Gardens are a great way to improve your health, in more ways than one. Of course, unless you live in an area of the world that has great soil and appropriate weather year round than your gardening activities might be secluded to a certain time of year.
Some folks reading this might have access to great weather but not own a yard at all or the one they have may not be conducive to growing a garden. Maybe it’s too shady or just a slab of concrete.
Never fear. The availability of gardening is open to everyone with indoor hydroponic gardens. If you have never heard of a hydroponic or Aerogarden you can check out the details here. These little devices enable folks of all walks of life to keep a garden year round.
Once you start keeping a garden you will find that the health benefits we listed below will infiltrate your life and the positive effects to be astronomical. Let’s get started.
It’s good for Your Brain
In 2006 a group of scientists kept tabs on nearly 3,000 people ranging anywhere from 16 years old to 60. They wanted to find out if gardening had an effect on dementia. The study found that the risk of developing the cognitive disorder to be lowered by nearly forty percent.
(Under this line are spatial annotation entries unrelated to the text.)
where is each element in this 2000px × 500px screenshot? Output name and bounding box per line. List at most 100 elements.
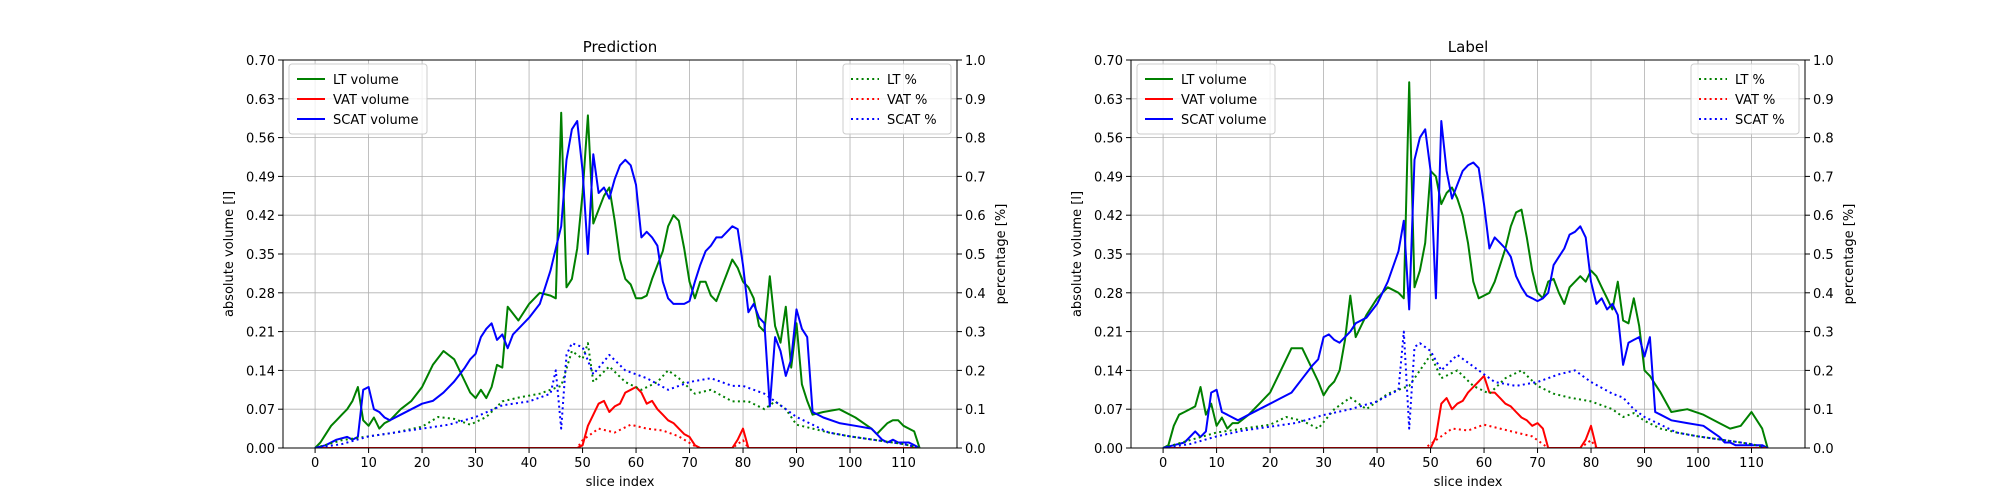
y2-tick-label: 1.0 (1813, 54, 1834, 69)
legend: LT % VAT % SCAT % (842, 63, 952, 135)
y-tick-label: 0.56 (246, 132, 275, 147)
y-tick-label: 0.70 (1094, 54, 1123, 69)
y2-tick-label: 0.7 (965, 170, 986, 185)
y2-tick-label: 0.3 (965, 326, 986, 341)
y-tick-label: 0.70 (246, 54, 275, 69)
x-tick-label: 70 (681, 456, 698, 471)
y-tick-label: 0.21 (246, 326, 275, 341)
x-tick-label: 100 (838, 456, 863, 471)
y2-tick-label: 0.8 (1813, 132, 1834, 147)
x-tick-label: 70 (1529, 456, 1546, 471)
x-tick-label: 20 (414, 456, 431, 471)
legend-label: VAT volume (333, 93, 409, 108)
y-tick-label: 0.00 (246, 442, 275, 457)
x-tick-label: 50 (574, 456, 591, 471)
x-tick-label: 0 (311, 456, 319, 471)
legend-label: VAT % (1735, 93, 1775, 108)
y-tick-label: 0.21 (1094, 326, 1123, 341)
chart-label: 0 10 20 30 40 50 60 70 80 90 100 110 0.00 0.07 0.14 0.2… (1070, 38, 1857, 490)
legend: LT volume VAT volume SCAT volume (1136, 63, 1276, 135)
x-axis-label: slice index (586, 475, 655, 490)
x-tick-label: 30 (1315, 456, 1332, 471)
y2-tick-label: 0.4 (1813, 287, 1834, 302)
series-line-scat (314, 342, 920, 448)
y2-tick-label: 0.2 (965, 364, 986, 379)
y2-tick-label: 1.0 (965, 54, 986, 69)
y2-tick-label: 0.9 (965, 93, 986, 108)
y2-tick-label: 0.0 (1813, 442, 1834, 457)
x-axis-label: slice index (1434, 475, 1503, 490)
series-line-lt-volume (314, 111, 921, 448)
x-tick-label: 60 (628, 456, 645, 471)
y2-tick-label: 0.7 (1813, 170, 1834, 185)
series-line-vat-volume (1163, 374, 1768, 448)
x-tick-label: 10 (1208, 456, 1225, 471)
y2-axis-label: percentage [%] (994, 204, 1009, 305)
x-tick-label: 40 (521, 456, 538, 471)
x-tick-label: 40 (1369, 456, 1386, 471)
x-tick-label: 110 (1739, 456, 1764, 471)
y-tick-label: 0.14 (1094, 364, 1123, 379)
x-tick-label: 30 (467, 456, 484, 471)
legend: LT volume VAT volume SCAT volume (288, 63, 428, 135)
x-tick-label: 90 (788, 456, 805, 471)
y-tick-label: 0.07 (246, 403, 275, 418)
y-tick-label: 0.49 (246, 170, 275, 185)
x-tick-label: 80 (1583, 456, 1600, 471)
legend-box (1136, 63, 1276, 135)
series-line-vat (315, 423, 920, 448)
legend-label: SCAT volume (1181, 113, 1266, 128)
y2-tick-label: 0.6 (1813, 209, 1834, 224)
y2-tick-label: 0.3 (1813, 326, 1834, 341)
x-tick-label: 50 (1422, 456, 1439, 471)
legend-box (1690, 63, 1800, 135)
legend-box (288, 63, 428, 135)
y2-tick-label: 0.1 (1813, 403, 1834, 418)
legend-box (842, 63, 952, 135)
legend-label: SCAT volume (333, 113, 418, 128)
legend-label: LT volume (1181, 73, 1247, 88)
y2-tick-label: 0.4 (965, 287, 986, 302)
series-line-scat-volume (1162, 120, 1769, 448)
legend-label: SCAT % (1735, 113, 1785, 128)
y-tick-label: 0.35 (1094, 248, 1123, 263)
x-tick-label: 60 (1476, 456, 1493, 471)
y-tick-label: 0.63 (246, 93, 275, 108)
y-tick-label: 0.28 (246, 287, 275, 302)
x-tick-label: 80 (735, 456, 752, 471)
y-axis-label: absolute volume [l] (1070, 191, 1085, 317)
chart-title: Label (1448, 38, 1488, 56)
y-tick-label: 0.42 (246, 209, 275, 224)
y2-tick-label: 0.5 (1813, 248, 1834, 263)
legend-label: VAT volume (1181, 93, 1257, 108)
series-group (1162, 81, 1769, 448)
legend-label: SCAT % (887, 113, 937, 128)
y-tick-label: 0.56 (1094, 132, 1123, 147)
x-tick-label: 20 (1262, 456, 1279, 471)
y-tick-label: 0.07 (1094, 403, 1123, 418)
chart-prediction: 0 10 20 30 40 50 60 70 80 90 100 110 0.00 0.07 0.14 0.2… (222, 38, 1009, 490)
x-tick-label: 0 (1159, 456, 1167, 471)
series-line-scat (1162, 330, 1768, 448)
y-tick-label: 0.00 (1094, 442, 1123, 457)
x-tick-label: 90 (1636, 456, 1653, 471)
y2-tick-label: 0.6 (965, 209, 986, 224)
y2-tick-label: 0.9 (1813, 93, 1834, 108)
chart-title: Prediction (583, 38, 658, 56)
series-line-vat (1163, 423, 1768, 448)
y-tick-label: 0.49 (1094, 170, 1123, 185)
legend-label: LT % (887, 73, 917, 88)
y-tick-label: 0.35 (246, 248, 275, 263)
y2-axis-label: percentage [%] (1842, 204, 1857, 305)
y-tick-label: 0.14 (246, 364, 275, 379)
x-tick-label: 110 (891, 456, 916, 471)
y-tick-label: 0.63 (1094, 93, 1123, 108)
legend: LT % VAT % SCAT % (1690, 63, 1800, 135)
x-tick-label: 10 (360, 456, 377, 471)
legend-label: LT % (1735, 73, 1765, 88)
y-tick-label: 0.42 (1094, 209, 1123, 224)
legend-label: VAT % (887, 93, 927, 108)
x-tick-label: 100 (1686, 456, 1711, 471)
series-line-scat-volume (314, 120, 921, 448)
Gardening doesn’t just help dementia patients, the Journal of Alzheimer’s Disease reported that gardening can help reduce a person’s risk of developing Alzheimer’s by half.
It Reduces Stress
Keeping a garden can deplete your body of all that stress that the ups and downs of everyday life can have on our bodies and minds. If you can get outside and stick your hands in the dirt you’ll find that you walk away from it feeling far more relaxed and ready for another day.
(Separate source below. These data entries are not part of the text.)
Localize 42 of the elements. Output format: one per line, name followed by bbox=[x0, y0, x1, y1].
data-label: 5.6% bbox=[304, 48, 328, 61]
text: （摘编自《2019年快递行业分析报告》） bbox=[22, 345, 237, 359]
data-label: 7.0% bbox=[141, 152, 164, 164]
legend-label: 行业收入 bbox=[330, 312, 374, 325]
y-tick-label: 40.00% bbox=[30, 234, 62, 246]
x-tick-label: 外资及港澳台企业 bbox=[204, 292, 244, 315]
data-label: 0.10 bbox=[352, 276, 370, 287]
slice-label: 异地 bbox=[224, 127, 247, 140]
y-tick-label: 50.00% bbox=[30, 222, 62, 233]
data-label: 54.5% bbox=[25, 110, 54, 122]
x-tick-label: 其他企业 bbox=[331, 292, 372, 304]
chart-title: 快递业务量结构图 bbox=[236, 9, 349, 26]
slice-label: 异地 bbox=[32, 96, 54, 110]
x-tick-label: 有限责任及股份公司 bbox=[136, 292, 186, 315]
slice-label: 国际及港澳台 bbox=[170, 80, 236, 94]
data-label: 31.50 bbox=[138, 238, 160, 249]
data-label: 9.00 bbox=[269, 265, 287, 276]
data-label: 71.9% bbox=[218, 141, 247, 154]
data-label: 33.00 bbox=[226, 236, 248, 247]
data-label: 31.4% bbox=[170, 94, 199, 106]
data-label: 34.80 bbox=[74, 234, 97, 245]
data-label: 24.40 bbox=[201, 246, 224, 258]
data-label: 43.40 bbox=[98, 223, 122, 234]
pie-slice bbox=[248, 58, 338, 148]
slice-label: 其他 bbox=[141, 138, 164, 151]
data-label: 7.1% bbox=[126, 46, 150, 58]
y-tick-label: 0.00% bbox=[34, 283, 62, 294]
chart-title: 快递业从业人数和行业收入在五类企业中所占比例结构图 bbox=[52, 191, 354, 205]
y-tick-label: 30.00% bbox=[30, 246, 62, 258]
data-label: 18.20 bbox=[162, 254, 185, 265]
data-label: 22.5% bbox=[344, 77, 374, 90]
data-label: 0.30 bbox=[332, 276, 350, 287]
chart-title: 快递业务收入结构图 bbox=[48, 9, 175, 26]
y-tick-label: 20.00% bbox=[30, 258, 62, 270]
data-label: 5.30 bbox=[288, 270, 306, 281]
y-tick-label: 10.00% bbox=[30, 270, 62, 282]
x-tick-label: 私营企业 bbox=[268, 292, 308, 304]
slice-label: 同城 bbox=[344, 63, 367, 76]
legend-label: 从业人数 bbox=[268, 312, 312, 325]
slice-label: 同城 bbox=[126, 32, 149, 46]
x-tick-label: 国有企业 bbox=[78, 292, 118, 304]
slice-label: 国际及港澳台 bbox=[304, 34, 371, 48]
On experiment had one group of subject’s garden for an half an hour while another group read. Afterward they found that both groups were less stressed than when they started their activity but the gardening had a greater impact than reading.
It Lifts Your Mood
You might suffer from anxiety or depression, although it’s obvious that with one comes the other. More and more studies have shown that these types of affliction can be battled with gardening. It keeps the blues away by giving the sufferer a creative outlet in which to work and ends up leaving them satisfied with their accomplishments.
If you have children who tend to be depressed or anxiety helping in the garden could benefit their disability greatly.
You Get Exercise
This especially applies to outdoor gardens when you are lifting bags of soil and digging holes in the ground.
The simple act of keeping your garden will force you to use muscles in your body that you haven’t used in a while, unless you are one of those people who is devoted to working out every part of your body.
You Get Vitamin D
Another benefit to an outdoor garden is the sunshine that you obtain when you are out in the yard. Of course, too much sun is no good so be sure to wear your sunscreen. Still, as protected as we need to keep ourselves from the harmful rays of the sun, it isn’t good to avoid it altogether.
Getting some sun on your skin is good for your mood, your health, and your bones. This is all do to the vitamin D that is supplied by the sunlight. Of course, there are other ways to get your daily dose of vitamin D, which are the vegetables you are growing in your garden.
It Helps You Sleep Better
All of that great exercise and sunlight will have an even greater impact on the way you sleep at night, which also has a direct connection with how you feel when you wake up.
Folks who toss and turn at night don’t get the opportunity for their bodies and minds to repair themselves, which can lead to all kinds of health problems. Working in a garden regularly will tire you out and enable you to catch that must needed rest.
You Eat Better
When you bring in a bounty of vegetables you are forced to eat them. No one wants to spend time working in a garden only to have the produce rot or given away.
When you grow a garden you are making sure your kitchen is constantly filled with fresh herbs, fruits, and vegetables.
This way you eat healthier and so does your family.
These are only a few ways in which gardening can help you be an all-around healthy person. After you read them it’s amazing how, like our bodies, everything we do affects another.
Our health is so intertwined with our actions it’s amazing. So get your garden started and set out on the health track of a lifetime.